Le gouvernement doit corriger le tir
Le nouveau plan de lutte contre la radicalisation est présenté ce vendredi
Tout verrouiller pour éviter les écueils des prédécesseurs. A la veille de la présentation, ce vendredi à Lille, du nouveau plan de prévention de la radicalisation, son contenu restait totalement inconnu. Très dense, la stratégie lancée en mai 2016 sous le précédent gouvernement mélangeait 80 propositions de lutte contre le terrorisme, sur le renseignement pénitentiaire ou la détection de la radicalisation. Certaines se sont soldées par de cuisants échecs, poussant les acteurs de terrain et les autorités à une plus grande confidentialité.
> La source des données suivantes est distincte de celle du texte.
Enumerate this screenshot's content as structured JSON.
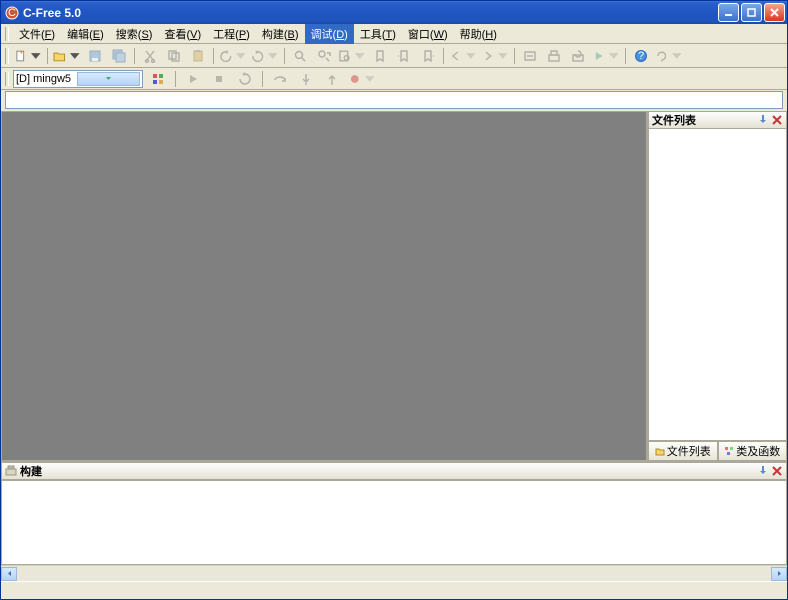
{
  "title": "C-Free 5.0",
  "menu": {
    "file": {
      "label": "文件",
      "key": "F"
    },
    "edit": {
      "label": "编辑",
      "key": "E"
    },
    "search": {
      "label": "搜索",
      "key": "S"
    },
    "view": {
      "label": "查看",
      "key": "V"
    },
    "project": {
      "label": "工程",
      "key": "P"
    },
    "build": {
      "label": "构建",
      "key": "B"
    },
    "debug": {
      "label": "调试",
      "key": "D"
    },
    "tools": {
      "label": "工具",
      "key": "T"
    },
    "window": {
      "label": "窗口",
      "key": "W"
    },
    "help": {
      "label": "帮助",
      "key": "H"
    }
  },
  "config_selector": "[D] mingw5",
  "address_value": "",
  "right_panel": {
    "title": "文件列表",
    "tabs": {
      "files": "文件列表",
      "classes": "类及函数"
    }
  },
  "output_panel": {
    "title": "构建"
  },
  "colors": {
    "titlebar": "#2a5fc9",
    "accent": "#316ac5",
    "workspace": "#808080"
  }
}
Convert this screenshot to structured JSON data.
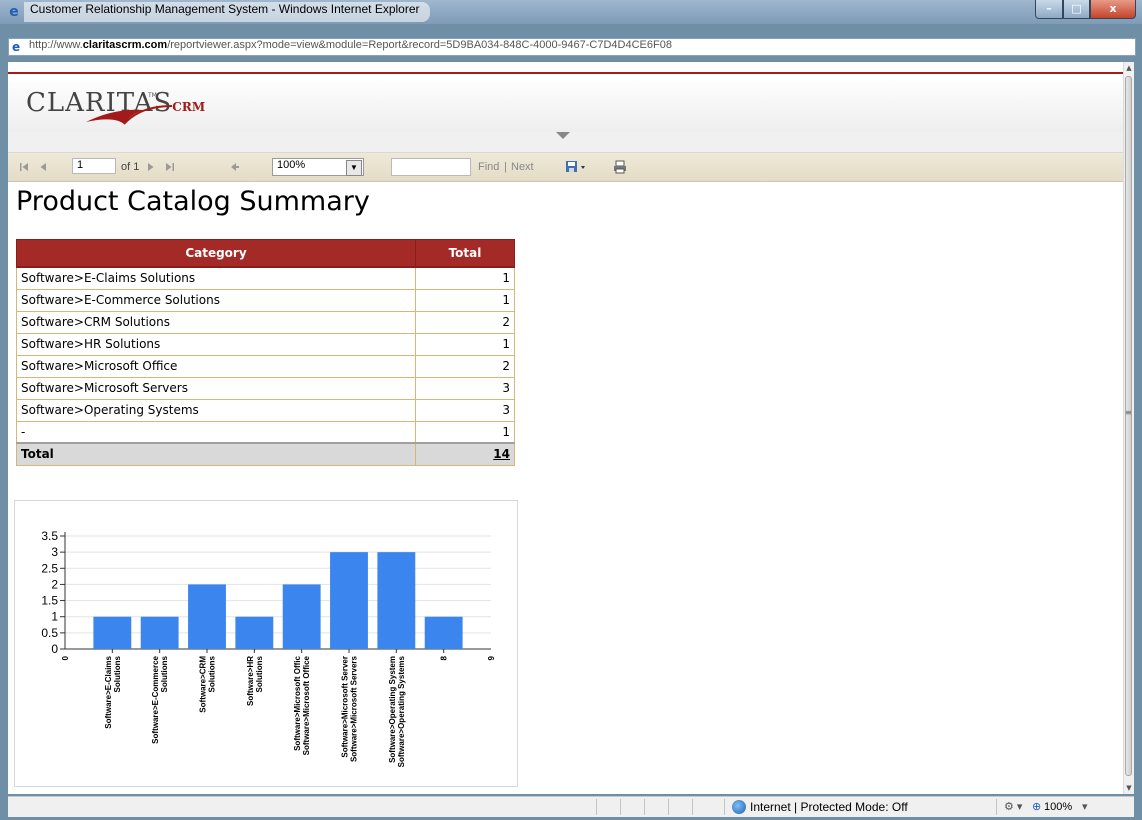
{
  "window": {
    "title": "Customer Relationship Management System - Windows Internet Explorer",
    "address_prefix": "http://www.",
    "address_domain": "claritascrm.com",
    "address_path": "/reportviewer.aspx?mode=view&module=Report&record=5D9BA034-848C-4000-9467-C7D4D4CE6F08",
    "buttons": {
      "minimize": "–",
      "maximize": "□",
      "close": "x"
    }
  },
  "logo": {
    "text": "CLARITAS",
    "tm": "TM",
    "suffix": "CRM"
  },
  "toolbar": {
    "first_icon": "first-page-icon",
    "prev_icon": "previous-page-icon",
    "page_value": "1",
    "of_label": "of 1",
    "next_icon": "next-page-icon",
    "last_icon": "last-page-icon",
    "back_icon": "back-to-parent-icon",
    "zoom_value": "100%",
    "find_label": "Find",
    "separator": "|",
    "next_label": "Next",
    "export_icon": "save-export-icon",
    "print_icon": "printer-icon"
  },
  "report": {
    "title": "Product Catalog Summary",
    "columns": [
      "Category",
      "Total"
    ],
    "rows": [
      {
        "category": "Software>E-Claims Solutions",
        "total": "1"
      },
      {
        "category": "Software>E-Commerce Solutions",
        "total": "1"
      },
      {
        "category": "Software>CRM Solutions",
        "total": "2"
      },
      {
        "category": "Software>HR Solutions",
        "total": "1"
      },
      {
        "category": "Software>Microsoft Office",
        "total": "2"
      },
      {
        "category": "Software>Microsoft Servers",
        "total": "3"
      },
      {
        "category": "Software>Operating Systems",
        "total": "3"
      },
      {
        "category": "-",
        "total": "1"
      }
    ],
    "total_label": "Total",
    "total_value": "14"
  },
  "chart_data": {
    "type": "bar",
    "categories": [
      "Software>E-Claims Solutions",
      "Software>E-Commerce Solutions",
      "Software>CRM Solutions",
      "Software>HR Solutions",
      "Software>Microsoft Office",
      "Software>Microsoft Servers",
      "Software>Operating Systems",
      "8"
    ],
    "values": [
      1,
      1,
      2,
      1,
      2,
      3,
      3,
      1
    ],
    "x_edge_labels": [
      "0",
      "9"
    ],
    "yticks": [
      "0",
      "0.5",
      "1",
      "1.5",
      "2",
      "2.5",
      "3",
      "3.5"
    ],
    "ylim": [
      0,
      3.5
    ],
    "grid": true,
    "bar_color": "#3a86ee"
  },
  "statusbar": {
    "zone": "Internet | Protected Mode: Off",
    "zoom": "100%",
    "zoom_icon": "zoom-icon",
    "security_icon": "security-settings-icon"
  },
  "colors": {
    "header_red": "#a32a26",
    "grid_border": "#d9b57a",
    "toolbar_bg": "#e8e2cf"
  }
}
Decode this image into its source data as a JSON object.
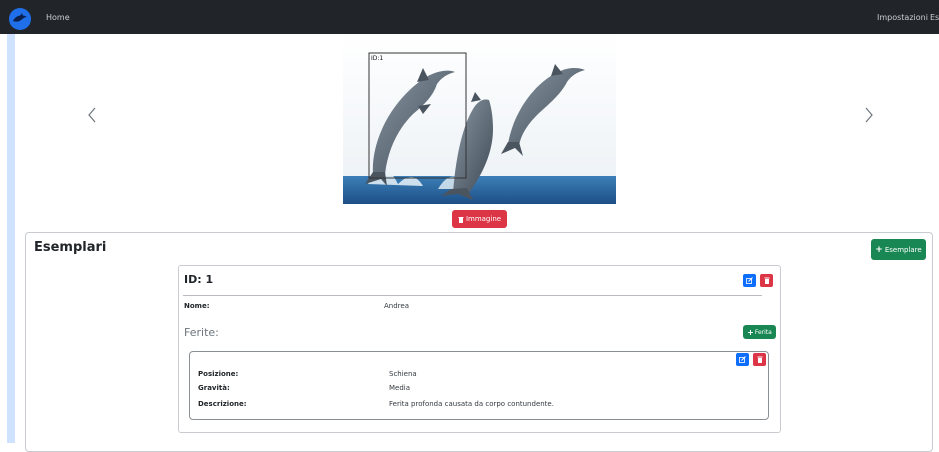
{
  "navbar": {
    "brand_icon": "dolphin-logo-icon",
    "home_label": "Home",
    "settings_label": "Impostazioni",
    "exit_label": "Esci"
  },
  "carousel": {
    "detection_label": "ID:1",
    "prev_icon": "chevron-left-icon",
    "next_icon": "chevron-right-icon"
  },
  "image_actions": {
    "delete_label": "Immagine"
  },
  "esemplari": {
    "title": "Esemplari",
    "add_label": "Esemplare",
    "specimen": {
      "title": "ID: 1",
      "name_label": "Nome:",
      "name_value": "Andrea",
      "wounds_title": "Ferite:",
      "add_wound_label": "Ferita",
      "wound": {
        "position_label": "Posizione:",
        "position_value": "Schiena",
        "severity_label": "Gravità:",
        "severity_value": "Media",
        "description_label": "Descrizione:",
        "description_value": "Ferita profonda causata da corpo contundente."
      }
    }
  },
  "colors": {
    "navbar": "#212529",
    "danger": "#dc3545",
    "success": "#198754",
    "primary": "#0d6efd",
    "sidebar": "#cfe2ff"
  }
}
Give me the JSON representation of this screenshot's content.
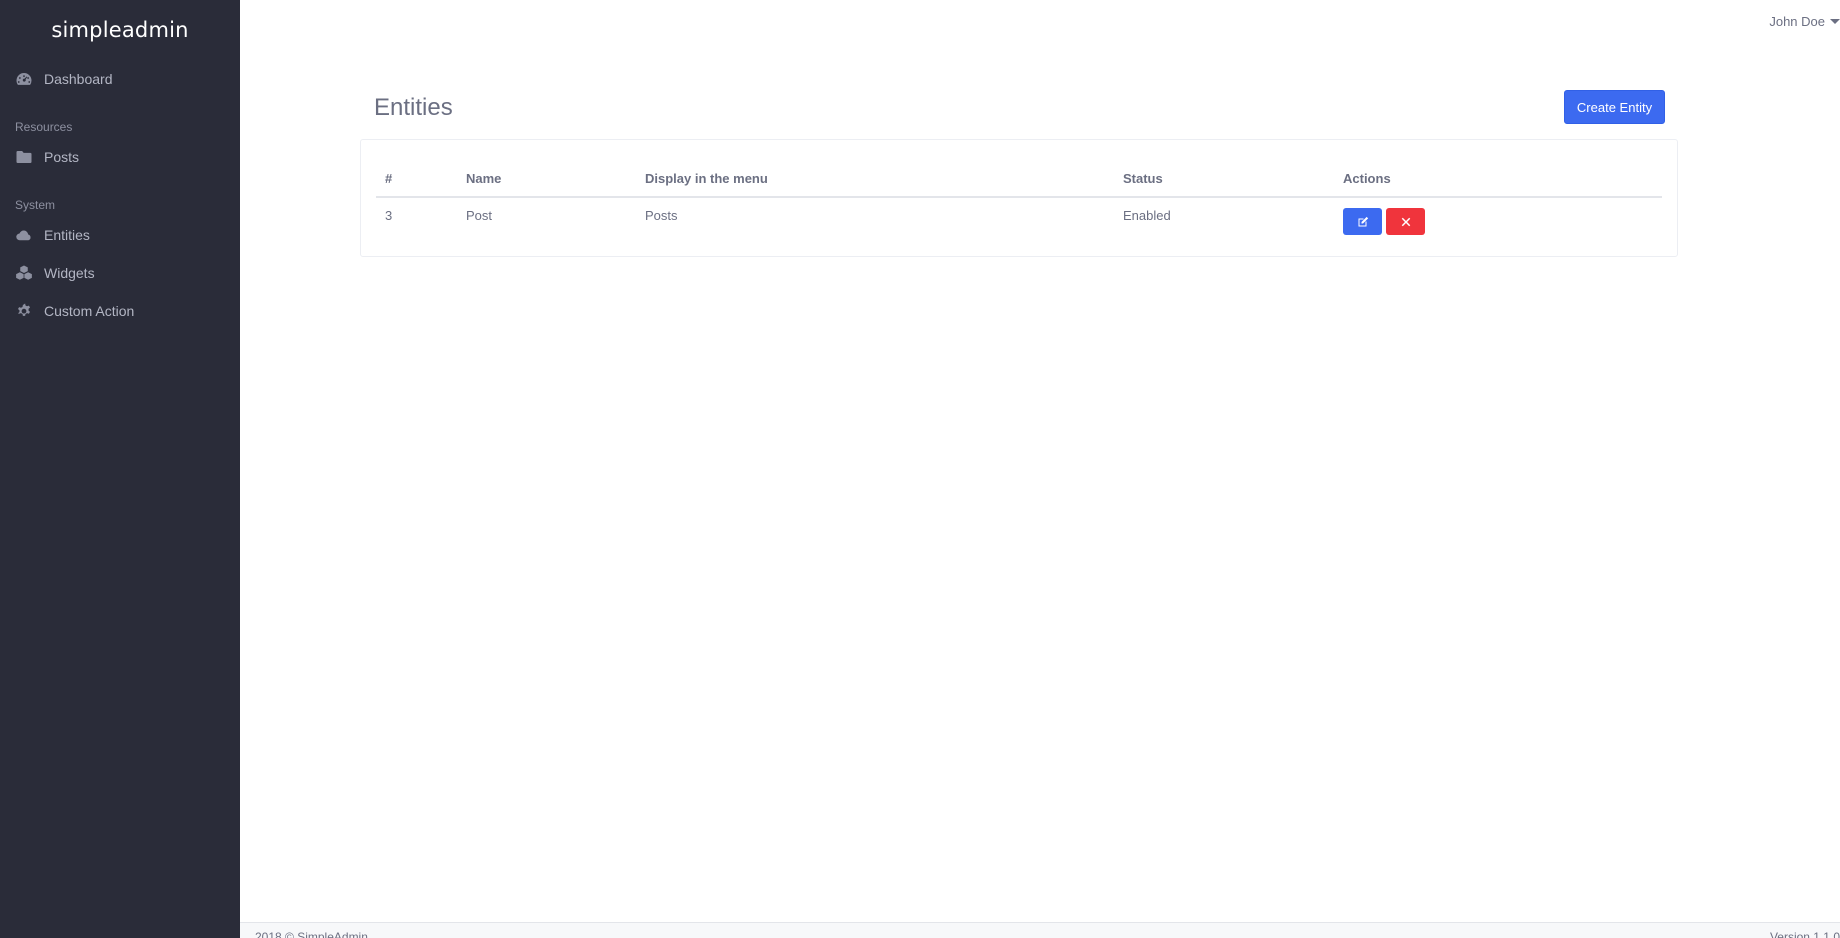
{
  "brand": "simpleadmin",
  "sidebar": {
    "items": [
      {
        "label": "Dashboard",
        "icon": "dashboard-icon"
      },
      {
        "label": "Posts",
        "icon": "folder-icon"
      },
      {
        "label": "Entities",
        "icon": "cloud-icon"
      },
      {
        "label": "Widgets",
        "icon": "cubes-icon"
      },
      {
        "label": "Custom Action",
        "icon": "gear-icon"
      }
    ],
    "headers": [
      "Resources",
      "System"
    ]
  },
  "user": {
    "name": "John Doe"
  },
  "main": {
    "title": "Entities",
    "create_label": "Create Entity",
    "table": {
      "columns": [
        "#",
        "Name",
        "Display in the menu",
        "Status",
        "Actions"
      ],
      "rows": [
        {
          "id": "3",
          "name": "Post",
          "menu": "Posts",
          "status": "Enabled"
        }
      ]
    }
  },
  "footer": {
    "copyright": "2018 © SimpleAdmin",
    "version": "Version 1.1.0"
  },
  "colors": {
    "sidebar_bg": "#2a2c39",
    "primary": "#3c6af0",
    "danger": "#f0343c"
  }
}
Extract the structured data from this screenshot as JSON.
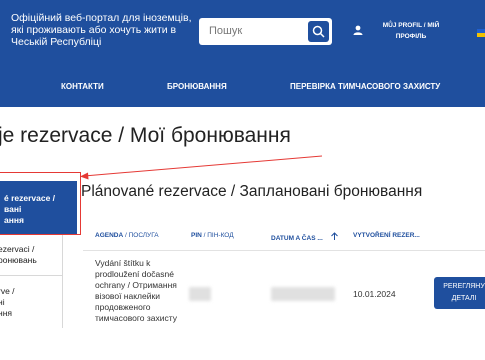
{
  "header": {
    "portal_title": "Офіційний веб-портал для іноземців, які проживають або хочуть жити в Чеській Республіці",
    "search_placeholder": "Пошук",
    "profile_line1": "MŮJ PROFIL / МІЙ",
    "profile_line2": "ПРОФІЛЬ",
    "accent_color": "#1f4f9e"
  },
  "nav": {
    "items": [
      "КОНТАКТИ",
      "БРОНЮВАННЯ",
      "ПЕРЕВІРКА ТИМЧАСОВОГО ЗАХИСТУ"
    ]
  },
  "page": {
    "title": "je rezervace / Мої бронювання"
  },
  "sidebar": {
    "active_line1": "é rezervace /",
    "active_line2": "вані",
    "active_line3": "ання",
    "item2_line1": "ezervaci /",
    "item2_line2": "ронювань",
    "item3_line1": "rve /",
    "item3_line2": "ні",
    "item3_line3": "ння"
  },
  "section": {
    "title": "Plánované rezervace / Заплановані бронювання"
  },
  "table": {
    "col_agenda_bold": "AGENDA",
    "col_agenda_rest": " / ПОСЛУГА",
    "col_pin_bold": "PIN",
    "col_pin_rest": " / ПІН-КОД",
    "col_date_bold": "DATUM A ČAS ...",
    "col_created_bold": "VYTVOŘENÍ REZER...",
    "row": {
      "agenda": "Vydání štítku k prodloužení dočasné ochrany / Отримання візової наклейки продовженого тимчасового захисту",
      "created": "10.01.2024",
      "detail_line1": "PEREГЛЯНУ",
      "detail_line2": "ДЕТАЛІ"
    }
  },
  "colors": {
    "annotation": "#e53935",
    "flag_top": "#1f5fd0",
    "flag_bottom": "#f2c200"
  }
}
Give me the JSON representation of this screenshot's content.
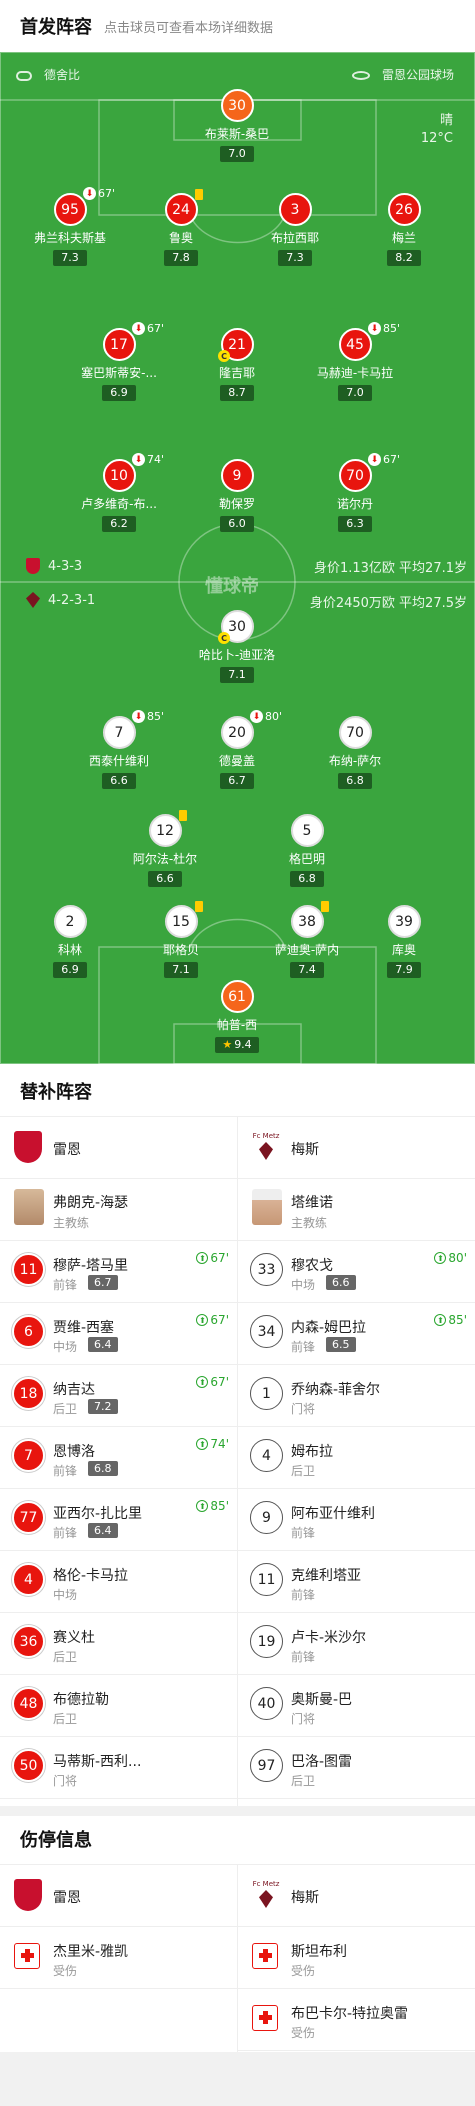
{
  "header": {
    "title": "首发阵容",
    "subtitle": "点击球员可查看本场详细数据"
  },
  "pitch": {
    "home_team": "德舍比",
    "away_team": "雷恩公园球场",
    "weather": "晴",
    "temperature": "12°C",
    "watermark": "懂球帝",
    "home_formation": "4-3-3",
    "home_value": "身价1.13亿欧",
    "home_avg_age": "平均27.1岁",
    "away_formation": "4-2-3-1",
    "away_value": "身价2450万欧",
    "away_avg_age": "平均27.5岁"
  },
  "players": [
    {
      "num": "30",
      "name": "布莱斯-桑巴",
      "rating": "7.0",
      "style": "orange"
    },
    {
      "num": "95",
      "name": "弗兰科夫斯基",
      "rating": "7.3",
      "style": "red",
      "sub": "67'"
    },
    {
      "num": "24",
      "name": "鲁奥",
      "rating": "7.8",
      "style": "red",
      "card": true
    },
    {
      "num": "3",
      "name": "布拉西耶",
      "rating": "7.3",
      "style": "red"
    },
    {
      "num": "26",
      "name": "梅兰",
      "rating": "8.2",
      "style": "red"
    },
    {
      "num": "17",
      "name": "塞巴斯蒂安-...",
      "rating": "6.9",
      "style": "red",
      "sub": "67'"
    },
    {
      "num": "21",
      "name": "隆吉耶",
      "rating": "8.7",
      "style": "red",
      "captain": true
    },
    {
      "num": "45",
      "name": "马赫迪-卡马拉",
      "rating": "7.0",
      "style": "red",
      "sub": "85'"
    },
    {
      "num": "10",
      "name": "卢多维奇-布...",
      "rating": "6.2",
      "style": "red",
      "sub": "74'"
    },
    {
      "num": "9",
      "name": "勒保罗",
      "rating": "6.0",
      "style": "red"
    },
    {
      "num": "70",
      "name": "诺尔丹",
      "rating": "6.3",
      "style": "red",
      "sub": "67'"
    },
    {
      "num": "30",
      "name": "哈比卜-迪亚洛",
      "rating": "7.1",
      "style": "white",
      "captain": true
    },
    {
      "num": "7",
      "name": "西泰什维利",
      "rating": "6.6",
      "style": "white",
      "sub": "85'"
    },
    {
      "num": "20",
      "name": "德曼盖",
      "rating": "6.7",
      "style": "white",
      "sub": "80'"
    },
    {
      "num": "70",
      "name": "布纳-萨尔",
      "rating": "6.8",
      "style": "white"
    },
    {
      "num": "12",
      "name": "阿尔法-杜尔",
      "rating": "6.6",
      "style": "white",
      "card": true
    },
    {
      "num": "5",
      "name": "格巴明",
      "rating": "6.8",
      "style": "white"
    },
    {
      "num": "2",
      "name": "科林",
      "rating": "6.9",
      "style": "white"
    },
    {
      "num": "15",
      "name": "耶格贝",
      "rating": "7.1",
      "style": "white",
      "card": true
    },
    {
      "num": "38",
      "name": "萨迪奥-萨内",
      "rating": "7.4",
      "style": "white",
      "card": true
    },
    {
      "num": "39",
      "name": "库奥",
      "rating": "7.9",
      "style": "white"
    },
    {
      "num": "61",
      "name": "帕普-西",
      "rating": "9.4",
      "style": "orange",
      "star": true
    }
  ],
  "subs": {
    "title": "替补阵容",
    "home_team": "雷恩",
    "away_team": "梅斯",
    "home_coach": "弗朗克-海瑟",
    "away_coach": "塔维诺",
    "coach_label": "主教练",
    "home": [
      {
        "num": "11",
        "name": "穆萨-塔马里",
        "pos": "前锋",
        "rating": "6.7",
        "min": "67'"
      },
      {
        "num": "6",
        "name": "贾维-西塞",
        "pos": "中场",
        "rating": "6.4",
        "min": "67'"
      },
      {
        "num": "18",
        "name": "纳吉达",
        "pos": "后卫",
        "rating": "7.2",
        "min": "67'"
      },
      {
        "num": "7",
        "name": "恩博洛",
        "pos": "前锋",
        "rating": "6.8",
        "min": "74'"
      },
      {
        "num": "77",
        "name": "亚西尔-扎比里",
        "pos": "前锋",
        "rating": "6.4",
        "min": "85'"
      },
      {
        "num": "4",
        "name": "格伦-卡马拉",
        "pos": "中场"
      },
      {
        "num": "36",
        "name": "赛义杜",
        "pos": "后卫"
      },
      {
        "num": "48",
        "name": "布德拉勒",
        "pos": "后卫"
      },
      {
        "num": "50",
        "name": "马蒂斯-西利...",
        "pos": "门将"
      }
    ],
    "away": [
      {
        "num": "33",
        "name": "穆农戈",
        "pos": "中场",
        "rating": "6.6",
        "min": "80'"
      },
      {
        "num": "34",
        "name": "内森-姆巴拉",
        "pos": "前锋",
        "rating": "6.5",
        "min": "85'"
      },
      {
        "num": "1",
        "name": "乔纳森-菲舍尔",
        "pos": "门将"
      },
      {
        "num": "4",
        "name": "姆布拉",
        "pos": "后卫"
      },
      {
        "num": "9",
        "name": "阿布亚什维利",
        "pos": "前锋"
      },
      {
        "num": "11",
        "name": "克维利塔亚",
        "pos": "前锋"
      },
      {
        "num": "19",
        "name": "卢卡-米沙尔",
        "pos": "前锋"
      },
      {
        "num": "40",
        "name": "奥斯曼-巴",
        "pos": "门将"
      },
      {
        "num": "97",
        "name": "巴洛-图雷",
        "pos": "后卫"
      }
    ]
  },
  "injuries": {
    "title": "伤停信息",
    "home_team": "雷恩",
    "away_team": "梅斯",
    "home": [
      {
        "name": "杰里米-雅凯",
        "status": "受伤"
      }
    ],
    "away": [
      {
        "name": "斯坦布利",
        "status": "受伤"
      },
      {
        "name": "布巴卡尔-特拉奥雷",
        "status": "受伤"
      }
    ]
  },
  "logo_text": {
    "away": "Fc Metz"
  }
}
« On est parti bille en tête en 2015, avec un gouvernement forcé de montrer qu’il était en capacité de gérer le phénomène, reconnaît Philippe Rigoulot, directeur de la Maison des adolescents, à Nîmes (Gard). Et c’est parti tous azimuts avec les dérives que l’on connaît : détournement de fonds, fermeture d’un centre d’accompagnement, etc. » Préfet et directeur général de l’Assemblée des départements de France, Pierre Monzani, lui, estime qu’« en 2015, la mobilisation sur le sujet de la radicalisation a été sans précédent. Pourtant, il y a eu une époque où ceux qui en parlaient étaient accusés de favoriser la haine. La sensibilisation et une forme de prise de conscience ont désormais pris le pas en la matière. »
Evaluer le précédent plan
Esther Benbassa, sénatrice EELV de Paris, a passé des mois avec sa collègue Catherine Troendle (LR) à évaluer la politique mise en place par l’Etat. Leur rapport, rendu public en juillet, évoquait la « panique » et la « précipitation » des autorités. Aujourd’hui, l’élue dénonce la stratégie de « communication » du gouvernement actuel : « Au lieu de remédier aux écueils, on se lance dans un nouveau plan. Mais c’est une affaire trop importante pour la sacrifier à la com- munication politique. » Une attaque balayée par l’exécutif, qui assure que tout ce qui a été mis en place précédemment a été scruté pour élaborer ce nouveau plan porté par le Premier ministre Edouard Philippe.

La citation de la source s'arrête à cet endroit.